时间:2018-12-21 14:50:12

标签: python selenium web-scraping

我想抓取2018年12月18日在钦奈天气历史记录下的表格。该表格具有以下变量-时间,温度,天气,风,湿度,晴雨表和能见度。这是我的尝试:

import csv
from datetime import date

from selenium import webdriver
from selenium.webdriver.support.ui import Select


def valueGetter(date_list, type):
    dates = []
    for anchor in date_list:
        dates.append(anchor.get_attribute('innerHTML'))
    return dates


chrome_path = "/usr/bin/chromedriver"
d = date.today()
weather_data = "/home/kcube/Desktop/Selenium-Project/timeanddate.com/met_verif_"+str(d.strftime("%d-%m-%Y"))+".csv"
fieldnames = ['humidity']
driver = webdriver.Chrome(chrome_path)
QueryFormatString = 'https://www.timeanddate.com/weather/india/chennai/historic'
driver.get(QueryFormatString)
driver.find_element_by_id('wt-his-select').click()
select = Select(driver.find_element_by_id("wt-his-select"))
option = select.options
previous_dates = valueGetter(option , "null")
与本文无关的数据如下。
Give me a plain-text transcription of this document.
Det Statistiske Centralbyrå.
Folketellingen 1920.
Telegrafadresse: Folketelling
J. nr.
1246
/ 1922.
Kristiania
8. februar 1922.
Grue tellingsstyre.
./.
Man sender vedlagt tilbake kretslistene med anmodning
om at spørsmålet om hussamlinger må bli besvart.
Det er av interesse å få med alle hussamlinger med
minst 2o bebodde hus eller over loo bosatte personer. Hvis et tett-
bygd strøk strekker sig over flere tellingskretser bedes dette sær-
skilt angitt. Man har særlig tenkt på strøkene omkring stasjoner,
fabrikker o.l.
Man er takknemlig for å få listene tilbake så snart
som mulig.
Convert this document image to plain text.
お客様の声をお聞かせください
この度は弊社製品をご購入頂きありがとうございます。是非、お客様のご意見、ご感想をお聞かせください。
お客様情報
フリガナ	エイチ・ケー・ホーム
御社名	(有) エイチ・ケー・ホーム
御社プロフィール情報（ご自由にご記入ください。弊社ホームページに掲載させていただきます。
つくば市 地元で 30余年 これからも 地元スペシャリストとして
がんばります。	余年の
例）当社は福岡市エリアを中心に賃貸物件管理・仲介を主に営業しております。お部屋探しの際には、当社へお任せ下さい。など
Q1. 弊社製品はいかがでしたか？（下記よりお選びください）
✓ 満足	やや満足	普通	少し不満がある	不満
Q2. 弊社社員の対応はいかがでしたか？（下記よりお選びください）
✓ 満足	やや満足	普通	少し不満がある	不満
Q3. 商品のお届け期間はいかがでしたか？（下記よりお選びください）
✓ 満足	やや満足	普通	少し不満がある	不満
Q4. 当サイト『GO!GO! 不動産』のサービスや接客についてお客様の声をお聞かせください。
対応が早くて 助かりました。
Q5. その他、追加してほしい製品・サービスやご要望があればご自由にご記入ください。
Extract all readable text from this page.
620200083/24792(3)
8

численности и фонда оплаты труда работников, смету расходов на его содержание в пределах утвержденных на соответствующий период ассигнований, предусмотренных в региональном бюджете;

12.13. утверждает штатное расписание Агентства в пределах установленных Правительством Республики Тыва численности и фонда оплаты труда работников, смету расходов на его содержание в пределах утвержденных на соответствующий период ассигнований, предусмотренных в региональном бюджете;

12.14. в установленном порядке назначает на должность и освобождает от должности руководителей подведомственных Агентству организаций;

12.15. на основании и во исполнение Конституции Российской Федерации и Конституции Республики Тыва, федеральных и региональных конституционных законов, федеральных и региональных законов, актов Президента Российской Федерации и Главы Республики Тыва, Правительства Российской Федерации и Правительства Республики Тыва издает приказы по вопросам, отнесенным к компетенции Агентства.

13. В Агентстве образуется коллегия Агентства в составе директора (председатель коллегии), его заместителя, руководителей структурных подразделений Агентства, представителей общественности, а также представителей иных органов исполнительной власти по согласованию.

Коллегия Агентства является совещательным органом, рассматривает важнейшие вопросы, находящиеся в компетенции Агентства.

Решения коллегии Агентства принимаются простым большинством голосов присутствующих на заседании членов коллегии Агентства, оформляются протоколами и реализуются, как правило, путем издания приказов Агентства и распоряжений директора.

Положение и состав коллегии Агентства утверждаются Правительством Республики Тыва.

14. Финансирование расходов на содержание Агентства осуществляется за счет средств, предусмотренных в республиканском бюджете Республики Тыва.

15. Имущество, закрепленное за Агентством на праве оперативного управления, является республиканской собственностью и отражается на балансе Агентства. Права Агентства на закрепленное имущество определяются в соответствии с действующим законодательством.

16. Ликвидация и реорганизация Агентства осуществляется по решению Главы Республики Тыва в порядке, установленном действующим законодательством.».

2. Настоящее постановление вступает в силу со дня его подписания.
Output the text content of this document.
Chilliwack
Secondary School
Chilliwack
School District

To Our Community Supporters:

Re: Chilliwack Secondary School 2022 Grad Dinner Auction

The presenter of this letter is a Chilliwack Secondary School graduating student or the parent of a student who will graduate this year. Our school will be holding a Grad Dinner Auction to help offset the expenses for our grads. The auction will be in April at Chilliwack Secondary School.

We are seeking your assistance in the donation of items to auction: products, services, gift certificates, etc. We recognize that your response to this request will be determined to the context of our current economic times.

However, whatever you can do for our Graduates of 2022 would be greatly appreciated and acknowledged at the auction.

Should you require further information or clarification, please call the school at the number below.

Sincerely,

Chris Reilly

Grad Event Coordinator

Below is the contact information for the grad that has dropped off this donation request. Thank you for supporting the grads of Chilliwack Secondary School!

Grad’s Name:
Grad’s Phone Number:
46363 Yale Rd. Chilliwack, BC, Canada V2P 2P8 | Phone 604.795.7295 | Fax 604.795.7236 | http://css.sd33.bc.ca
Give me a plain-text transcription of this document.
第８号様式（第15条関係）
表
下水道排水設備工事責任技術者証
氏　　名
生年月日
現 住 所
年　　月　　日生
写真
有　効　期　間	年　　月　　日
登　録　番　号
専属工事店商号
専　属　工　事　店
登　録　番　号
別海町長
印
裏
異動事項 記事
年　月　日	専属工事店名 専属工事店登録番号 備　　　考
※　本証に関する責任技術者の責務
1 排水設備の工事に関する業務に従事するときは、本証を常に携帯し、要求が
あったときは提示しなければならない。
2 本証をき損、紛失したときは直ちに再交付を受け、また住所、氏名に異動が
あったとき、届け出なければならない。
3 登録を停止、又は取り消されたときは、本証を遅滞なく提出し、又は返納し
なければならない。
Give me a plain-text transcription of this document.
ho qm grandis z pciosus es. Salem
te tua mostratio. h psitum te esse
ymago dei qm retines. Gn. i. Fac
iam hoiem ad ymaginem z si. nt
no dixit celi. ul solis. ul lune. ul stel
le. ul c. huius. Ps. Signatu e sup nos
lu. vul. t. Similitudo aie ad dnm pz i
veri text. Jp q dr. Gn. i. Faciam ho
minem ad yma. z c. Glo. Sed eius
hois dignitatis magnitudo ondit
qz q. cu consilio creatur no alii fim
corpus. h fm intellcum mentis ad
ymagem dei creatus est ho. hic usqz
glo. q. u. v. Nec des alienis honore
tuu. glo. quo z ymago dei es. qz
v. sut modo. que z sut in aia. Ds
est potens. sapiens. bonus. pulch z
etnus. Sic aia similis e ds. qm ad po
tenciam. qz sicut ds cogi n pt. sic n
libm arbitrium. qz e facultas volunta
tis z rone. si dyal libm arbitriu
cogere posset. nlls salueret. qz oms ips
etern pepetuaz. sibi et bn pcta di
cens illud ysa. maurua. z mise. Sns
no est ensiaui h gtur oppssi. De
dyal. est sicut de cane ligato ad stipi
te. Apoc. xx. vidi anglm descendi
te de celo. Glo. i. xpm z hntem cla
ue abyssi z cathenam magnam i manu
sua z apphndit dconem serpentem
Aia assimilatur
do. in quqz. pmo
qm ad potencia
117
with open(weather_data, 'a', newline='', encoding='utf8') as csvfile:
    writer = csv.DictWriter(csvfile, fieldnames=fieldnames)
    writer.writeheader()

    for number in range(3,4):
        driver.find_element_by_id('wt-his-select').click()
        select = Select(driver.find_element_by_id("wt-his-select"))
        select.select_by_index(number)
        selected_date = previous_dates[number]
        print (selected_date)
        dataValue = driver.find_element_by_xpath('//*[@id="wt-his"]/tbody/tr[4]')
        print (dataValue.get_attribute('innerHTML'))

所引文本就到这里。